At home, I have a Mac Studio[0] set up in my office with my music stuff, and I'm writing this on my MacBoor Air[1] here on my lap in the living room. I also have a work laptop, although it's safely tucked away in my backback right now. My wife has an MBA, too, but that's hers and I don't mess with it. So I'm elbow-deep in Macs that are used solely by me, and I bounce between them regularly.

The 2-device limit is a dealbreaker for me. It's where I stop reading. I don't care if it cures cancer: I won't buy an app that makes me pick and choose which of the devices in my care I can use it on. I'm sympathetic to why vendors pick that limit. I get that you don't want me to buy a single license and spread it around my friends and work circles. That's completely reasonable and understandable. And yet, it completely breaks my use case. I bet I'm far from alone in this.

[0]A previous job let me keep it when I left.

[1]I bought to hack on personal projects instead of using [0], which was work-owned at the time.


You can purchase multiple licenses. If you can afford a dozen computers, you can afford a couple more licenses.


Very true! Completely irrelant here, because I only purchased one of those computers as you correctly noted, but true!


What's the alternative?


Trust and respect, which is a 2-way street. I've bought some relatively expensive apps (the pro version of nearly everything Omni Group makes, Things, etc. etc. etc.) and all of them let you install and use the apps on all of your computers. They're licensed per person, not per device. I despise technical controls on this for the same reason I despise DRM on physical media: it's an inconvenience to rightful owners and a temporary speed bump to pirates.

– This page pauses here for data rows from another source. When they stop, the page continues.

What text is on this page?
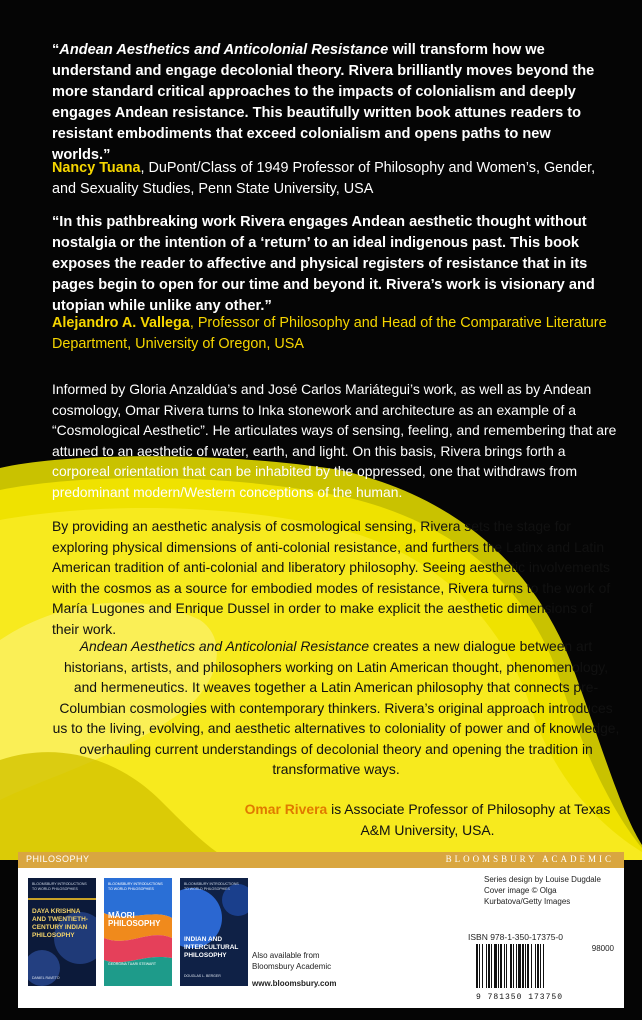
“Andean Aesthetics and Anticolonial Resistance will transform how we understand and engage decolonial theory. Rivera brilliantly moves beyond the more standard critical approaches to the impacts of colonialism and deeply engages Andean resistance. This beautifully written book attunes readers to resistant embodiments that exceed colonialism and opens paths to new worlds.”
Nancy Tuana, DuPont/Class of 1949 Professor of Philosophy and Women’s, Gender, and Sexuality Studies, Penn State University, USA
“In this pathbreaking work Rivera engages Andean aesthetic thought without nostalgia or the intention of a ‘return’ to an ideal indigenous past. This book exposes the reader to affective and physical registers of resistance that in its pages begin to open for our time and beyond it. Rivera’s work is visionary and utopian while unlike any other.”
Alejandro A. Vallega, Professor of Philosophy and Head of the Comparative Literature Department, University of Oregon, USA
Informed by Gloria Anzaldúa’s and José Carlos Mariátegui’s work, as well as by Andean cosmology, Omar Rivera turns to Inka stonework and architecture as an example of a “Cosmological Aesthetic”. He articulates ways of sensing, feeling, and remembering that are attuned to an aesthetic of water, earth, and light. On this basis, Rivera brings forth a corporeal orientation that can be inhabited by the oppressed, one that withdraws from predominant modern/Western conceptions of the human.
By providing an aesthetic analysis of cosmological sensing, Rivera sets the stage for exploring physical dimensions of anti-colonial resistance, and furthers the Latinx and Latin American tradition of anti-colonial and liberatory philosophy. Seeing aesthetic involvements with the cosmos as a source for embodied modes of resistance, Rivera turns to the work of María Lugones and Enrique Dussel in order to make explicit the aesthetic dimensions of their work.
Andean Aesthetics and Anticolonial Resistance creates a new dialogue between art historians, artists, and philosophers working on Latin American thought, phenomenology, and hermeneutics. It weaves together a Latin American philosophy that connects pre-Columbian cosmologies with contemporary thinkers. Rivera’s original approach introduces us to the living, evolving, and aesthetic alternatives to coloniality of power and of knowledge, overhauling current understandings of decolonial theory and opening the tradition in transformative ways.
Omar Rivera is Associate Professor of Philosophy at Texas A&M University, USA.
PHILOSOPHY	BLOOMSBURY ACADEMIC
BLOOMSBURY INTRODUCTIONS TO WORLD PHILOSOPHIES
DAYA KRISHNA AND TWENTIETH-CENTURY INDIAN PHILOSOPHY
DANIEL RAVETO
BLOOMSBURY INTRODUCTIONS TO WORLD PHILOSOPHIES
MĀORI PHILOSOPHY
GEORGINA TUARI STEWART
BLOOMSBURY INTRODUCTIONS TO WORLD PHILOSOPHIES
INDIAN AND INTERCULTURAL PHILOSOPHY
DOUGLAS L. BERGER
Also available from Bloomsbury Academic
www.bloomsbury.com
Series design by Louise Dugdale
Cover image © Olga Kurbatova/Getty Images
ISBN 978-1-350-17375-0
98000
9 781350 173750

I'm not about to abuse my OmniFocus licenses, even though I could. They sold me a great product at a reasonable price, with permission to throw a copy on everything I own so I can use it no matter which chair I'm sitting at. They trust and respect me, and I trust and respect them.


C'mon, why not just open source it? Do you really expect to gain a sizeable following to get substantial cash flow? Most shareware went the way of oblivion.

If you'd open source it then there is at least the chance of gaining a community. And you'd be giving back to the community that you have benefitted from for decades.


I just make an open source version https://github.com/nagisa77/OpenBoringBar


Amazing, that's what I thought, this one should be easy to vibe, thanks for the effort.